AI and Energy: The Numbers Nobody Gets Right

Everyone's talking about AI's energy problem. Most of the numbers floating around are wrong, outdated, or missing context. Let me try to fix that.

Training Gets the Headlines. Inference Is the Story.

Most people assume AI training is the energy hog. That was true in 2020-2022, when roughly 70-80% of AI energy went to training. But the balance has flipped dramatically.

In 2025-2026, inference now consumes 80-90% of total AI compute energy.

Why? Training happens once. Inference — every ChatGPT query, every Copilot suggestion, every API call — happens billions of times per day. The cumulative cost of serving those requests dwarfs the one-off training runs.

To put training in perspective: GPT-3 used about 1,287 MWh to train — equivalent to powering 130 US homes for a year. GPT-4 used an estimated 50,000+ MWh. These are big numbers in isolation. They're rounding errors compared to the energy cost of serving billions of queries across millions of users, every day, indefinitely.

The Data Centre Problem

Global data centres already consume about 1-1.5% of world electricity — roughly 460 TWh in 2024. AI is projected to push this to 4.6% by 2030 (IEA estimate). Goldman Sachs projects data centre power demand will increase 160% by 2030.

A single ChatGPT query uses roughly 10x the energy of a Google search. That doesn't sound like much until you multiply it by billions of daily queries. The IEA projects AI-related electricity demand alone could reach 800 TWh by 2030 — more than the entire country of Germany uses.

The hyperscalers know this. Amazon, Google, and Microsoft are all investing in nuclear energy. Microsoft signed a deal with Constellation Energy for the Three Mile Island nuclear plant. Google invested in small modular reactors. Amazon acquired a nuclear-powered data centre campus.

When tech companies start buying nuclear plants, you know the energy problem is real.

The Water Problem Nobody Mentions

It's not just electricity. Data centres need cooling, and cooling needs water. Microsoft's water consumption increased 34% in one year, largely attributed to AI workloads. Google reported a 20% increase. A single data centre can use as much water as a small town.

In drought-prone regions, this creates real tension with communities. It's one thing to abstract "AI energy use" as a global statistic. It's another when the data centre next door is consuming water your local farmers need.

The Local Model Counterargument

Here's where it gets interesting. Google just released Gemma 4, an open-weight model family that runs on consumer hardware. The smallest variant runs on a Raspberry Pi. The largest runs on a single consumer GPU.
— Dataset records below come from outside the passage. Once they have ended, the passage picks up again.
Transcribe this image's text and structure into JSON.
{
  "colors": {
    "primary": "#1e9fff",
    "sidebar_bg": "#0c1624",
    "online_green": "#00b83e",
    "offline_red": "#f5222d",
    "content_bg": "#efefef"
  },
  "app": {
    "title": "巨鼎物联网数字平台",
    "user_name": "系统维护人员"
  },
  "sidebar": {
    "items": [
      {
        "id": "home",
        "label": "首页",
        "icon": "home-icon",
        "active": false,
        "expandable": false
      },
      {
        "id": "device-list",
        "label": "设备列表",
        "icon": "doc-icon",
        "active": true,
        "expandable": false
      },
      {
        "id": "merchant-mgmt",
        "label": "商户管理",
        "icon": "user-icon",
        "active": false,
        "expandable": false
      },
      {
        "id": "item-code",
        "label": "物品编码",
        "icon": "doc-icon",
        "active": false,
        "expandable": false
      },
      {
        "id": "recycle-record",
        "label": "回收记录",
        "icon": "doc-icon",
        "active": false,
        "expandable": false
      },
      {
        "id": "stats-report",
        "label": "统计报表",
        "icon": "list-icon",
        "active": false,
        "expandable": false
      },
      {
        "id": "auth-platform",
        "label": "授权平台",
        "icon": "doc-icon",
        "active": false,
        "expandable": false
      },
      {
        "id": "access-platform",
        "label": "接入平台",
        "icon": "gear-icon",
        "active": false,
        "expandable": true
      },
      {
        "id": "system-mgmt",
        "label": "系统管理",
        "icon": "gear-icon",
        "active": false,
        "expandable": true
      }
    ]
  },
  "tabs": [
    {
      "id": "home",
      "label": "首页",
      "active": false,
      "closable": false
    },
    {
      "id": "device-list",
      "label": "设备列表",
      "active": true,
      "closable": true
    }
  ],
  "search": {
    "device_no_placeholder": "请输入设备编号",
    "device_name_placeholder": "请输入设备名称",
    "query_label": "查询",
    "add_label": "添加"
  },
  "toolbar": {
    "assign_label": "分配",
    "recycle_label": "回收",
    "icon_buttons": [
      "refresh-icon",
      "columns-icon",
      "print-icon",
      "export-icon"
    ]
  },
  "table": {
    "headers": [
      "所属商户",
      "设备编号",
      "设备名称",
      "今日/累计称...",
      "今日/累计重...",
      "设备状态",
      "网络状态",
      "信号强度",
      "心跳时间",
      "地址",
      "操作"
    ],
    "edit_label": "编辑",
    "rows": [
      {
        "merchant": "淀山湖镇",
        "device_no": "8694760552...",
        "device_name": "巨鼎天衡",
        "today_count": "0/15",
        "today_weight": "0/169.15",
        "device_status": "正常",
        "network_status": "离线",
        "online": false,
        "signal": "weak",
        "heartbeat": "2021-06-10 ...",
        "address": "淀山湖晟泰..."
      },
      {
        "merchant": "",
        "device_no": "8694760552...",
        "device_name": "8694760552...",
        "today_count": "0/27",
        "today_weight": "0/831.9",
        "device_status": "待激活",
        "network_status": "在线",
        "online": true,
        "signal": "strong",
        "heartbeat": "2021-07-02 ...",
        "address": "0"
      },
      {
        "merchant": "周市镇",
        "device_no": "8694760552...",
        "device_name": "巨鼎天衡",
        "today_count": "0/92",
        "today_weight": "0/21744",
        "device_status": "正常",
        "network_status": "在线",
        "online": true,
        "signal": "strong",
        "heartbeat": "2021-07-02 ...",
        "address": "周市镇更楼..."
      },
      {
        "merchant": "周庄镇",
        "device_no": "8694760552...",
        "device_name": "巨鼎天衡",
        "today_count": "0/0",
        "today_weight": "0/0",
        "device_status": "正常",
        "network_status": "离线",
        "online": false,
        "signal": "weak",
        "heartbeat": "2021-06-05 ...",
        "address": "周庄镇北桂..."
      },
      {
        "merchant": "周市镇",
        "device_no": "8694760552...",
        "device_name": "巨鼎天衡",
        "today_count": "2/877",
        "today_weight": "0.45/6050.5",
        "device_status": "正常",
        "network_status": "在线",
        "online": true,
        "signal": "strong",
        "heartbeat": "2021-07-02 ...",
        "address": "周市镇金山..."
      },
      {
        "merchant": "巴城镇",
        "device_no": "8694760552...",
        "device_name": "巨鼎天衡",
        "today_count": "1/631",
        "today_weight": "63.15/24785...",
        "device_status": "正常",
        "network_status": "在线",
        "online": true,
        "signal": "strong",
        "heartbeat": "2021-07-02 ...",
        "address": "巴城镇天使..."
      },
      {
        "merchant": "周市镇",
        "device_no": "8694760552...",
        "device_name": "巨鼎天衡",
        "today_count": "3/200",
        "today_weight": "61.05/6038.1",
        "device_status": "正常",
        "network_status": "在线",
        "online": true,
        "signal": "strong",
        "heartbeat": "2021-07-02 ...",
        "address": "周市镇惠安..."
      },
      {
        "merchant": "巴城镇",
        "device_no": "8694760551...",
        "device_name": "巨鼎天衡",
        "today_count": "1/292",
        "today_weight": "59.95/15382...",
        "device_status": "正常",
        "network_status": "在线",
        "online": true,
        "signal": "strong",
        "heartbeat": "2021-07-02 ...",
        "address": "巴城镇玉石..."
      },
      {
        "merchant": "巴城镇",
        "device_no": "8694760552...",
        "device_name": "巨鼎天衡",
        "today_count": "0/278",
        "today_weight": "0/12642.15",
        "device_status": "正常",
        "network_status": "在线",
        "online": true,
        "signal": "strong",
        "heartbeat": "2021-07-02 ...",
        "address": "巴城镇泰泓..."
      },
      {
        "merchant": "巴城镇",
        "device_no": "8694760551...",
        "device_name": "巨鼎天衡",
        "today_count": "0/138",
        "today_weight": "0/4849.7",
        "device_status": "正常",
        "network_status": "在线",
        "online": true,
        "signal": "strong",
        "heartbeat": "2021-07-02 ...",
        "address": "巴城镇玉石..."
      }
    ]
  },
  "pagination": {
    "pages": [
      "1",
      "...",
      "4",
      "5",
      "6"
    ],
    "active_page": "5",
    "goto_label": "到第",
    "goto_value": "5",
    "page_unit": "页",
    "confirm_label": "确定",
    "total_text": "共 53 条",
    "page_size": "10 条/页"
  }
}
I've been running local models for over a year. The experience has improved dramatically — Ollama, LM Studio, and similar tools make it genuinely practical to run capable AI on your own machine. No cloud. No data centre. No water cooling.

The energy cost of a local inference is a fraction of a cloud inference. Your MacBook Pro uses maybe 30 watts running a local model. A data centre GPU uses 300-700 watts per card, plus cooling overhead.

Of course, local models are less capable than frontier cloud models. You're not running GPT-5 on a laptop. But for 70-80% of daily AI tasks — drafting emails, summarising documents, code suggestions, simple analysis — local models are good enough. And they're getting better fast.

The 90/10 Split

I think the future looks like this: 90% of AI queries run locally on devices, using small efficient models. 10% of queries hit cloud infrastructure for tasks that genuinely need frontier-scale intelligence.

This would dramatically reduce the energy footprint of AI. Not because AI uses less energy in total, but because most of that energy comes from your existing device's power supply rather than a water-cooled data centre in Virginia.

The phone on your desk, the laptop in your bag, the GPU in your workstation — these are already powered. Running a local model on them is nearly free in energy terms. The marginal cost is essentially zero.

Where I Land

AI's energy problem is real but solvable. The solution isn't "use AI less" — that's not going to happen. The solution is moving compute to the edge, improving model efficiency, and reserving cloud infrastructure for the tasks that genuinely need it.

The worst outcome is the current trajectory: every query routed to cloud data centres, energy demand growing exponentially, and hyperscalers buying nuclear plants to keep up. The best outcome is a world where your devices are smart enough to handle most tasks locally, and the cloud is reserved for the 10% of work that truly requires it.

We're closer to the best outcome than most people realise. The models are getting smaller and more efficient fast enough that running AI locally will be the norm, not the exception, within a few years.

The greenest AI query never leaves your desk.